Beyond the simple return to a straightforward practice session, Julien hoped that the 6-0 loss served as a wake up call for the Black & Gold.
"Obviously, our guys have enough character in there," said Julien. "I don’t think just because you’re going through a tough time, doesn't mean you second-guess your team, and we certainly don’t.
"Everybody in that room cares, and right now it's about righting the ship with some better play from everybody and sometimes you have to help them through it.
"And sometimes a little hard practice is exactly what the doctor ordered."
So Dr. Julien prescribed "getting back to hard work" as Boston prepared for this weekend's tilt with the Nashville Predators.
"I think at the end of the day everybody understands we have to be better," said Julien, who opted not to use the more traditional "bag" skate without pucks to get his point across. "And I don’t think anyone came off there thinking they were being punished more than we were trying to help them get back on track."
Asked if the B's were looking forward to regrouping on the road during mid-February's six-game road trip, Julien said his Bruins had two important home games to focus on.
"We've got a game here against Nashville on Saturday and we've got another one against New York [on Tuesday] and if we’re waiting for that, we’re not...focused the right way," he said. "I think it’s more about the next game, and we need to play a lot better.
"We were encouraged by our game in Washington last Sunday," continued Julien. "Yesterday, as I mentioned, I thought we started well.
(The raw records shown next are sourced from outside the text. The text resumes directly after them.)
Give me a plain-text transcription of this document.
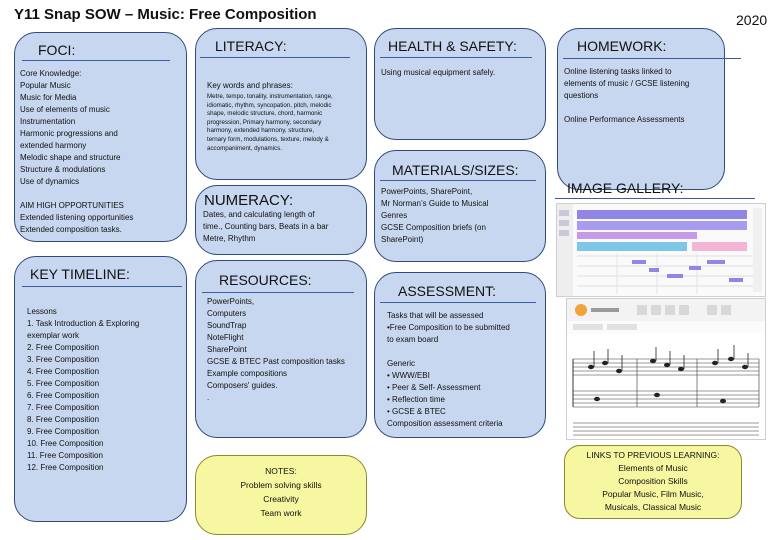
Y11 Snap SOW – Music: Free Composition	2020
FOCI:
Core Knowledge:
Popular Music
Music for Media
Use of elements of music
Instrumentation
Harmonic progressions and
extended harmony
Melodic shape and structure
Structure & modulations
Use of dynamics
AIM HIGH OPPORTUNITIES
Extended listening opportunities
Extended composition tasks.
LITERACY:
Key words and phrases:
Metre, tempo, tonality, instrumentation, range,
idiomatic, rhythm, syncopation, pitch, melodic
shape, melodic structure, chord, harmonic
progression, Primary harmony, secondary
harmony, extended harmony, structure,
ternary form, modulations, texture, melody &
accompaniment, dynamics.
HEALTH & SAFETY:
Using musical equipment safely.
HOMEWORK:
Online listening tasks linked to
elements of music / GCSE listening
questions
Online Performance Assessments
MATERIALS/SIZES:
PowerPoints, SharePoint,
Mr Norman’s Guide to Musical
Genres
GCSE Composition briefs (on
SharePoint)
IMAGE GALLERY:
NUMERACY:
Dates, and calculating length of
time., Counting bars, Beats in a bar
Metre, Rhythm
KEY TIMELINE:
Lessons
1. Task Introduction & Exploring
exemplar work
2. Free Composition
3. Free Composition
4. Free Composition
5. Free Composition
6. Free Composition
7. Free Composition
8. Free Composition
9. Free Composition
10. Free Composition
11. Free Composition
12. Free Composition
RESOURCES:
PowerPoints,
Computers
SoundTrap
NoteFlight
SharePoint
GCSE & BTEC Past composition tasks
Example compositions
Composers' guides.
.
ASSESSMENT:
Tasks that will be assessed
•Free Composition to be submitted
to exam board
Generic
• WWW/EBI
• Peer & Self- Assessment
• Reflection time
• GCSE & BTEC
Composition assessment criteria
NOTES:
Problem solving skills
Creativity
Team work
LINKS TO PREVIOUS LEARNING:
Elements of Music
Composition Skills
Popular Music, Film Music,
Musicals, Classical Music
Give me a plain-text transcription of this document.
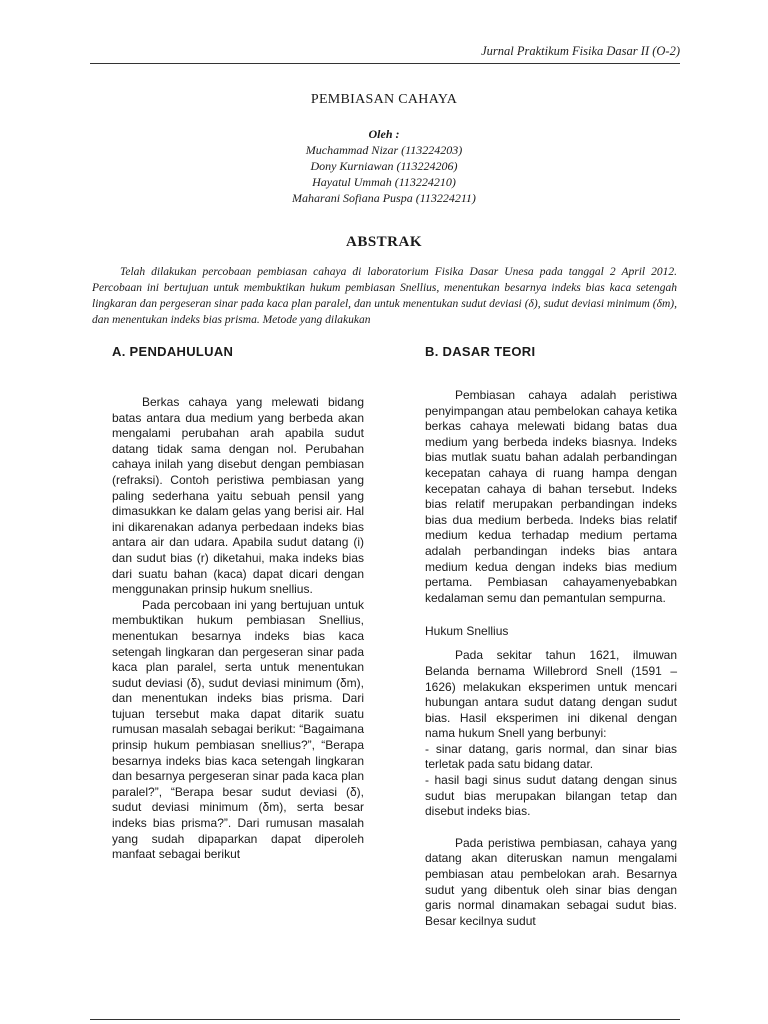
Jurnal Praktikum Fisika Dasar II (O-2)
PEMBIASAN CAHAYA
Oleh :
Muchammad Nizar (113224203)
Dony Kurniawan (113224206)
Hayatul Ummah (113224210)
Maharani Sofiana Puspa (113224211)
ABSTRAK

Telah dilakukan percobaan pembiasan cahaya di laboratorium Fisika Dasar Unesa pada tanggal 2 April 2012. Percobaan ini bertujuan untuk membuktikan hukum pembiasan Snellius, menentukan besarnya indeks bias kaca setengah lingkaran dan pergeseran sinar pada kaca plan paralel, dan untuk menentukan sudut deviasi (δ), sudut deviasi minimum (δm), dan menentukan indeks bias prisma. Metode yang dilakukan

A. PENDAHULUAN

Berkas cahaya yang melewati bidang batas antara dua medium yang berbeda akan mengalami perubahan arah apabila sudut datang tidak sama dengan nol. Perubahan cahaya inilah yang disebut dengan pembiasan (refraksi). Contoh peristiwa pembiasan yang paling sederhana yaitu sebuah pensil yang dimasukkan ke dalam gelas yang berisi air. Hal ini dikarenakan adanya perbedaan indeks bias antara air dan udara. Apabila sudut datang (i) dan sudut bias (r) diketahui, maka indeks bias dari suatu bahan (kaca) dapat dicari dengan menggunakan prinsip hukum snellius.

Pada percobaan ini yang bertujuan untuk membuktikan hukum pembiasan Snellius, menentukan besarnya indeks bias kaca setengah lingkaran dan pergeseran sinar pada kaca plan paralel, serta untuk menentukan sudut deviasi (δ), sudut deviasi minimum (δm), dan menentukan indeks bias prisma. Dari tujuan tersebut maka dapat ditarik suatu rumusan masalah sebagai berikut: “Bagaimana prinsip hukum pembiasan snellius?”, “Berapa besarnya indeks bias kaca setengah lingkaran dan besarnya pergeseran sinar pada kaca plan paralel?”, “Berapa besar sudut deviasi (δ), sudut deviasi minimum (δm), serta besar indeks bias prisma?”. Dari rumusan masalah yang sudah dipaparkan dapat diperoleh manfaat sebagai berikut

B. DASAR TEORI

Pembiasan cahaya adalah peristiwa penyimpangan atau pembelokan cahaya ketika berkas cahaya melewati bidang batas dua medium yang berbeda indeks biasnya. Indeks bias mutlak suatu bahan adalah perbandingan kecepatan cahaya di ruang hampa dengan kecepatan cahaya di bahan tersebut. Indeks bias relatif merupakan perbandingan indeks bias dua medium berbeda. Indeks bias relatif medium kedua terhadap medium pertama adalah perbandingan indeks bias antara medium kedua dengan indeks bias medium pertama. Pembiasan cahayamenyebabkan kedalaman semu dan pemantulan sempurna.

Hukum Snellius

Pada sekitar tahun 1621, ilmuwan Belanda bernama Willebrord Snell (1591 – 1626) melakukan eksperimen untuk mencari hubungan antara sudut datang dengan sudut bias. Hasil eksperimen ini dikenal dengan nama hukum Snell yang berbunyi:

- sinar datang, garis normal, dan sinar bias terletak pada satu bidang datar.

- hasil bagi sinus sudut datang dengan sinus sudut bias merupakan bilangan tetap dan disebut indeks bias.

Pada peristiwa pembiasan, cahaya yang datang akan diteruskan namun mengalami pembiasan atau pembelokan arah. Besarnya sudut yang dibentuk oleh sinar bias dengan garis normal dinamakan sebagai sudut bias. Besar kecilnya sudut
But...by the end of it, [it was] something we haven’t seen from our team in a long time.
"[Usually] we were at least a team that would come out in the third try and fight their way out of it, but it only got worse yesterday."
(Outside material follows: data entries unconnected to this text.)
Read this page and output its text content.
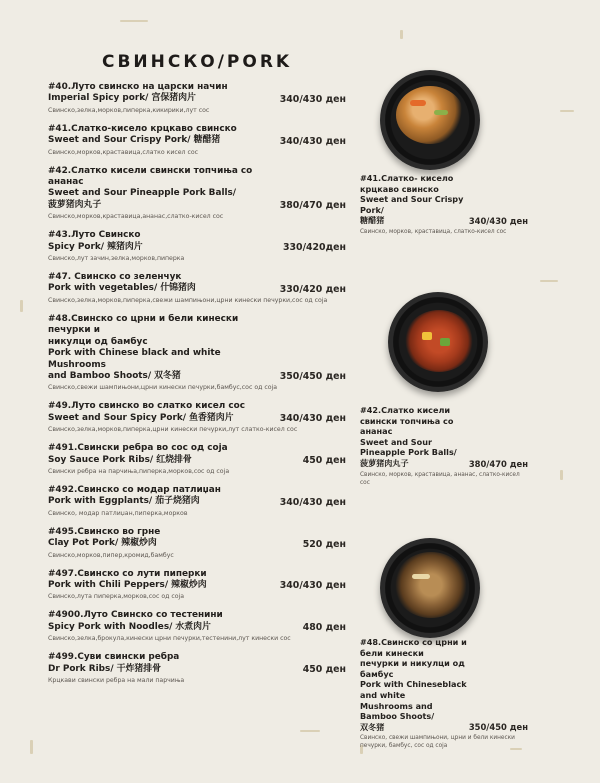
СВИНСКО/PORK
#40.Луто свинско на царски начин
Imperial Spicy pork/ 宫保猪肉片	340/430 ден
Свинско,зелка,морков,пиперка,кикирики,лут сос
#41.Слатко-кисело крцкаво свинско
Sweet and Sour Crispy Pork/ 糖醋猪	340/430 ден
Свинско,морков,краставица,слатко кисел сос
#42.Слатко кисели свински топчиња со ананас
Sweet and Sour Pineapple Pork Balls/
菠萝猪肉丸子	380/470 ден
Свинско,морков,краставица,ананас,слатко-кисел сос
#43.Луто Свинско
Spicy Pork/ 辣猪肉片	330/420ден
Свинско,лут зачин,зелка,морков,пиперка
#47. Свинско со зеленчук
Pork with vegetables/ 什锦猪肉	330/420 ден
Свинско,зелка,морков,пиперка,свежи шампињони,црни кинески печурки,сос од соја
#48.Свинско со црни и бели кинески печурки и
никулци од бамбус
Pork with Chinese black and white Mushrooms
and Bamboo Shoots/ 双冬猪	350/450 ден
Свинско,свежи шампињони,црни кинески печурки,бамбус,сос од соја
#49.Луто свинско во слатко кисел сос
Sweet and Sour Spicy Pork/ 鱼香猪肉片	340/430 ден
Свинско,зелка,морков,пиперка,црни кинески печурки,лут слатко-кисел сос
#491.Свински ребра во сос од соја
Soy Sauce Pork Ribs/ 红烧排骨	450 ден
Свински ребра на парчиња,пиперка,морков,сос од соја
#492.Свинско со модар патлиџан
Pork with Eggplants/ 茄子烧猪肉	340/430 ден
Свинско, модар патлиџан,пиперка,морков
#495.Свинско во грне
Clay Pot Pork/ 辣椒炒肉	520 ден
Свинско,морков,пипер,кромид,бамбус
#497.Свинско со лути пиперки
Pork with Chili Peppers/ 辣椒炒肉	340/430 ден
Свинско,лута пиперка,морков,сос од соја
#4900.Луто Свинско со тестенини
Spicy Pork with Noodles/ 水煮肉片	480 ден
Свинско,зелка,брокула,кинески црни печурки,тестенини,лут кинески сос
#499.Суви свински ребра
Dr Pork Ribs/ 干炸猪排骨	450 ден
Крцкави свински ребра на мали парчиња
#41.Слатко- кисело крцкаво свинско
Sweet and Sour Crispy Pork/
糖醋猪	340/430 ден
Свинско, морков, краставица, слатко-кисел сос
#42.Слатко кисели
свински топчиња со ананас
Sweet and Sour Pineapple Pork Balls/
菠萝猪肉丸子	380/470 ден
Свинско, морков, краставица, ананас, слатко-кисел сос
#48.Свинско со црни и бели кинески
печурки и никулци од бамбус
Pork with Chineseblack and white
Mushrooms and Bamboo Shoots/
双冬猪	350/450 ден
Свинско, свежи шампињони, црни и бели кинески
печурки, бамбус, сос од соја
Pressed for reasons for the lopsided score on Wednesdy, Julien understood that "we’re all trying to find the reasons why we struggle" but reminded media members that every team in the league goes through a natural downturn during a long season.
"We've had an early season struggle in the month of October, and we're going through a bit of a struggle right now...and two or three wins will get us right back on track," he said. "I’m not necessarily looking at what the focus of our team is more than guys don’t like to lose.
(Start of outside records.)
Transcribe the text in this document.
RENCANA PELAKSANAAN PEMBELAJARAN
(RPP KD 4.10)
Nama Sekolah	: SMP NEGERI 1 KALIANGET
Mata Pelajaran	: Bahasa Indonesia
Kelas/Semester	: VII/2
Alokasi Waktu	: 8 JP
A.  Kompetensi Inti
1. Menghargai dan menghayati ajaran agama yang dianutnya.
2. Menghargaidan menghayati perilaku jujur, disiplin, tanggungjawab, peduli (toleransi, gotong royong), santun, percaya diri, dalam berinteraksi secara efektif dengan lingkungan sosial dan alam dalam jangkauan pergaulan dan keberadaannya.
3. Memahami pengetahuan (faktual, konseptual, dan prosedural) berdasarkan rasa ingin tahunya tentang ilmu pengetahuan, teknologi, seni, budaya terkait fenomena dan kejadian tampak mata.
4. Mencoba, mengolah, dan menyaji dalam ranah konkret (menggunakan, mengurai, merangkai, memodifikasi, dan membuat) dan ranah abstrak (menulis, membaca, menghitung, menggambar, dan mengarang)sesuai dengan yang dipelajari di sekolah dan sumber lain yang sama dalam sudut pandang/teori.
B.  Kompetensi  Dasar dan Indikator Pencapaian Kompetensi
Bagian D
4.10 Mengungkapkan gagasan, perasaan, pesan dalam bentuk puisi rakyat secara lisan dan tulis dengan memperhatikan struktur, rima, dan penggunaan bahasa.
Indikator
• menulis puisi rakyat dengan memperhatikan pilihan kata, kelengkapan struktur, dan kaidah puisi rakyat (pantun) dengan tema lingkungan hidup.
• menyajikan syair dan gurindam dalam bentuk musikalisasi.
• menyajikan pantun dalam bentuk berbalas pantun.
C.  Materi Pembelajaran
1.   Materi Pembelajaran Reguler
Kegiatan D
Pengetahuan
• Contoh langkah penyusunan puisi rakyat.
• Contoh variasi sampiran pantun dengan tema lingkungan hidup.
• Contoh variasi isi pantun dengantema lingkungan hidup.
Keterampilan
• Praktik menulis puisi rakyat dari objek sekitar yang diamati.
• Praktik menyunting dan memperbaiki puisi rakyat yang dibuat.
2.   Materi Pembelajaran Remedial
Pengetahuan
"They do get frustrated, but certainly the emotion is a big part of our game and probably have to be more positive than negative and get that positive energy back in our locker room."
Speaking of the Bruins locker room, Julien also said he didn't expect Tim Thomas
' most recent post on his Facebook account regarding health care to be a distraction to the Bruins.
"No, I don’t think so," said the B's bench boss. "Again I don’t think I’ve heard anybody, starting from our owner, to management to coaches and players -- I don’t think I’ve heard anybody support his opinions –- but I’ve heard everybody say that we support him as a player and we do.
"We have good team chemistry in that dressing room and...I’ve said this before, we don’t mix politics with our hockey team and that continues to happen.
"It’s probably something that people would like to think, because of how poorly we’ve played lately. But I assure you that there’s no issues in the dressing room. There never will be. And that's where We've got a really good group of players in there that don’t let those kind of things bog them down and it hasn’t.
"Guys are just going about their business," added Julien. "It’s certainly not a distraction and will never be used as an excuse because it isn’t one."